Y aquí damos con la esencia del problema, el nudo gordiano del particular totalitarismo que sufrimos: al ser de naturaleza prestidigitatoria, especular y al tener resuelto por la vía de los fastuosos ingresos petroleros el lado material de la ecuación, la tiranía lleva 14 años de pan y 14 años de circo. El primero, para satisfacción de los desheredados en su condición mayoritaria – con hambre no hay quien defienda la democracia, solía decir el padre de la criatura, don Rafael Caldera. Y el segundo en la dinámica, permanente y sistemática repetición del espectáculo para quienes, posiblemente por ese estado de privación e indigencia no superan el estadio del más rapaz infantilismo político. La dialéctica del sistema impone un imperativo práctico: el espectáculo, Chávez dixit, debe continuar.
He visto confirmado el aparente poder indestructible de esta dialéctica circense sobre el infantilismo político reinante al oírle decir a un ponderado analista que la dolorosa tragedia de Amuay, en lugar de ascender al consciente colectivo bajo la forma del rechazo moral a las autoridades responsables directas de la catástrofe, todos ellos susceptibles de ser enjuiciados por homicidio culposo, y contribuir a desplazarlos definitivamente del poder, podría servir muy por el contrario a sus fines electorales, al garantizarle al candidato del continuismo y principal culpable de la masacre, “mayor presencia en los medios”.
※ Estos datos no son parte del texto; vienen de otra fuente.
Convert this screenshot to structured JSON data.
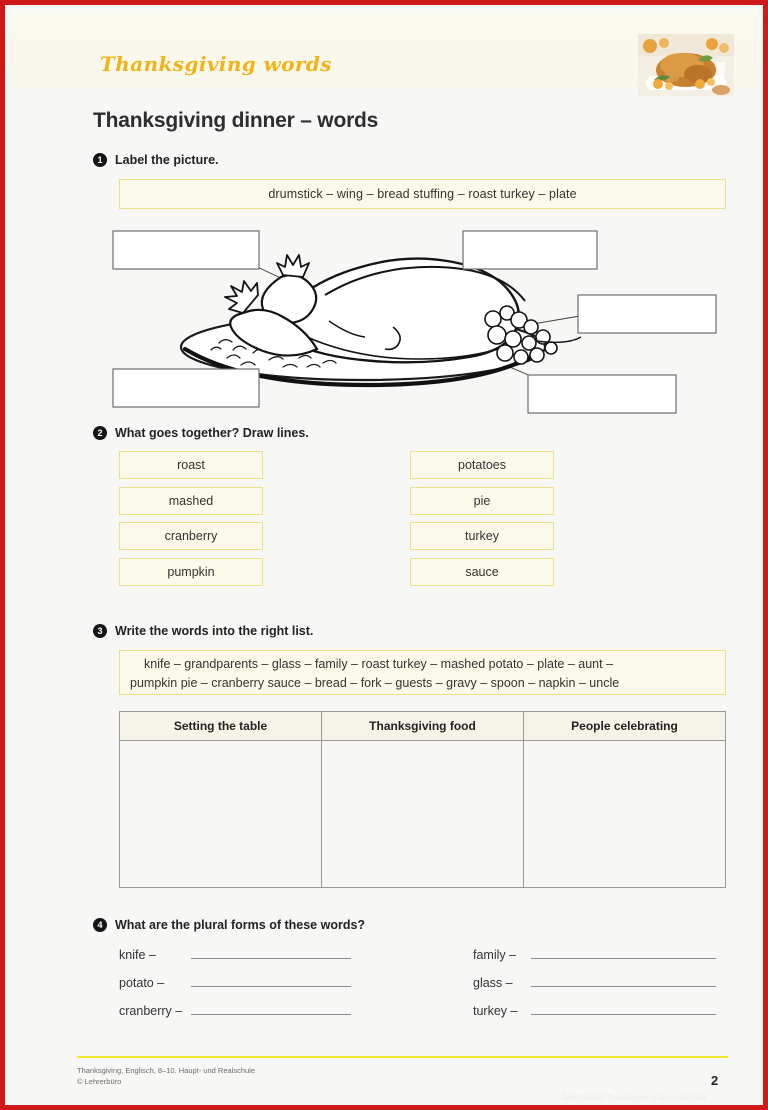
{
  "header": {
    "banner_title": "Thanksgiving words",
    "photo_alt": "roast-turkey-photo",
    "band_color": "#faf8ec",
    "title_color": "#f0b417"
  },
  "page_title": "Thanksgiving dinner – words",
  "border_color": "#d01a1a",
  "exercises": [
    {
      "number": "1",
      "instruction": "Label the picture.",
      "wordbank": "drumstick  –  wing  –  bread stuffing  –  roast turkey  –  plate",
      "wordbank_items": [
        "drumstick",
        "wing",
        "bread stuffing",
        "roast turkey",
        "plate"
      ],
      "label_boxes": [
        "",
        "",
        "",
        "",
        ""
      ]
    },
    {
      "number": "2",
      "instruction": "What goes together? Draw lines.",
      "left_column": [
        "roast",
        "mashed",
        "cranberry",
        "pumpkin"
      ],
      "right_column": [
        "potatoes",
        "pie",
        "turkey",
        "sauce"
      ]
    },
    {
      "number": "3",
      "instruction": "Write the words into the right list.",
      "wordbank_line1": "knife  – grandparents – glass – family – roast turkey – mashed potato – plate – aunt –",
      "wordbank_line2": "pumpkin pie – cranberry sauce – bread – fork – guests – gravy – spoon – napkin – uncle",
      "table_headers": [
        "Setting the table",
        "Thanksgiving food",
        "People celebrating"
      ],
      "table_rows": [
        [
          "",
          "",
          ""
        ]
      ]
    },
    {
      "number": "4",
      "instruction": "What are the plural forms of these words?",
      "left_items": [
        "knife –",
        "potato –",
        "cranberry –"
      ],
      "right_items": [
        "family –",
        "glass –",
        "turkey –"
      ]
    }
  ],
  "footer": {
    "line1": "Thanksgiving, Englisch, 8–10. Haupt- und Realschule",
    "line2": "© Lehrerbüro",
    "page_number": "2",
    "watermark": "Arbeitsblatt Thanksgiving Grundschule",
    "rule_color": "#f2e52e"
  }
}
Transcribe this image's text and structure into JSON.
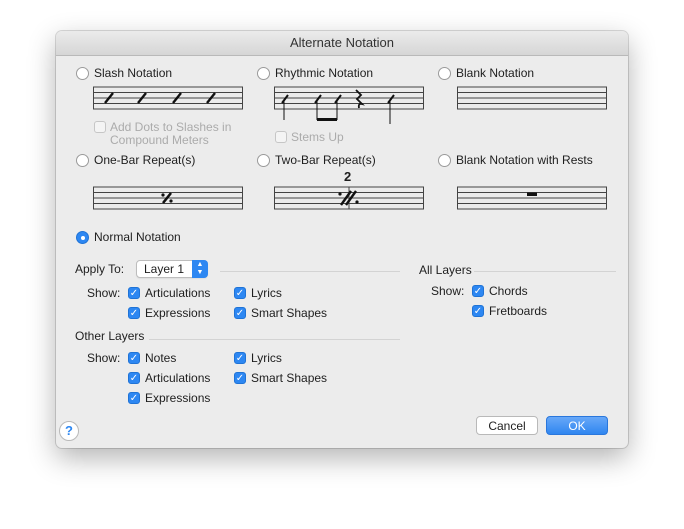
{
  "dialog": {
    "title": "Alternate Notation"
  },
  "options": {
    "slash": {
      "label": "Slash Notation",
      "selected": false
    },
    "rhythmic": {
      "label": "Rhythmic Notation",
      "selected": false
    },
    "blank": {
      "label": "Blank Notation",
      "selected": false
    },
    "one_bar": {
      "label": "One-Bar Repeat(s)",
      "selected": false
    },
    "two_bar": {
      "label": "Two-Bar Repeat(s)",
      "selected": false
    },
    "two_bar_number": "2",
    "blank_rests": {
      "label": "Blank Notation with Rests",
      "selected": false
    },
    "normal": {
      "label": "Normal Notation",
      "selected": true
    },
    "add_dots": {
      "label_line1": "Add Dots to Slashes in",
      "label_line2": "Compound Meters",
      "checked": false,
      "enabled": false
    },
    "stems_up": {
      "label": "Stems Up",
      "checked": false,
      "enabled": false
    }
  },
  "apply_to": {
    "label": "Apply To:",
    "value": "Layer 1"
  },
  "show_label": "Show:",
  "layer_show": {
    "articulations": {
      "label": "Articulations",
      "checked": true
    },
    "lyrics": {
      "label": "Lyrics",
      "checked": true
    },
    "expressions": {
      "label": "Expressions",
      "checked": true
    },
    "smart_shapes": {
      "label": "Smart Shapes",
      "checked": true
    }
  },
  "all_layers": {
    "title": "All Layers",
    "chords": {
      "label": "Chords",
      "checked": true
    },
    "fretboards": {
      "label": "Fretboards",
      "checked": true
    }
  },
  "other_layers": {
    "title": "Other Layers",
    "notes": {
      "label": "Notes",
      "checked": true
    },
    "lyrics": {
      "label": "Lyrics",
      "checked": true
    },
    "articulations": {
      "label": "Articulations",
      "checked": true
    },
    "smart_shapes": {
      "label": "Smart Shapes",
      "checked": true
    },
    "expressions": {
      "label": "Expressions",
      "checked": true
    }
  },
  "buttons": {
    "cancel": "Cancel",
    "ok": "OK",
    "help": "?"
  },
  "colors": {
    "accent": "#2d87f2",
    "dialog_bg": "#ececec"
  }
}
Se toca aquí un punto de trágica importancia en la configuración de la política del espectáculo: la deshumanización de la política y el desquiciante papel que juegan los medios televisivos en la perversión de la vida pública. Al que la empujan, en lo privado, la propia dinámica del lucro que la posibilita y, en lo público, el totalitario control estatal que la asegura. Con el agravante para el primero que los medios privados están compelidos a seducir mayorías para ser verdaderamente rentables, subyugándose, así, de manera aún más tiránica al dictado del espectáculo. O conquistan el rating o se mueren de hambre.
Lo dijo con una lacerante claridad quien fuera secretario de prensa de Lyndon B. Johnson y luego presidente del Schumann Center for Media and Democracy, el veterano periodista norteamericano Bill Moyers: “Las ideas complejas son las únicas que conducen a alguna parte. Pero la tecnología de la televisión lo vuelve todo plano y, al hacerlo, desciende al más bajo común denominador, desprovisto de matices, sutileza, historia y contexto, con lo que se convierte en promotora de consensos, ¡y a menudo de cualquier clase de consensos!, casi siempre el más elemental y fascistoide, aunque desde luego, los productores proclamen no intentar imponer éste al público”.
Reducir la tragedia de Amuay al burdo nivel de un espectáculo y deshumanizar su contexto hasta desfigurar por completo la responsabilidad moral que le cabe al presidente de la república en su desarrollo dado el poder absoluto que detenta y la índole fascistoide de su régimen, pone de relieve el más perverso atributo de su dominio. Convertir el decurso histórico de una comunidad viva en espectáculo infinito ofende la dignidad de lo humano. Posiblemente no haya vivido nuestro país un período más alienado y alienante de nuestra vida pública. Aceptar pasivamente la preponderancia de la brutal manipulación de la Polis rebajada a mercado de imágenes, constituye una perversión adicional, a la que el degradado universo de las encuestas sirve de perfecto acompañamiento.
Pecado y penitencia. Amuay no fue un espectáculo. Debiera ser la gota que colma el vaso. Para cerrar de una vez por todas el ciclo más luctuoso, más humillante y más degradado de nuestra historia.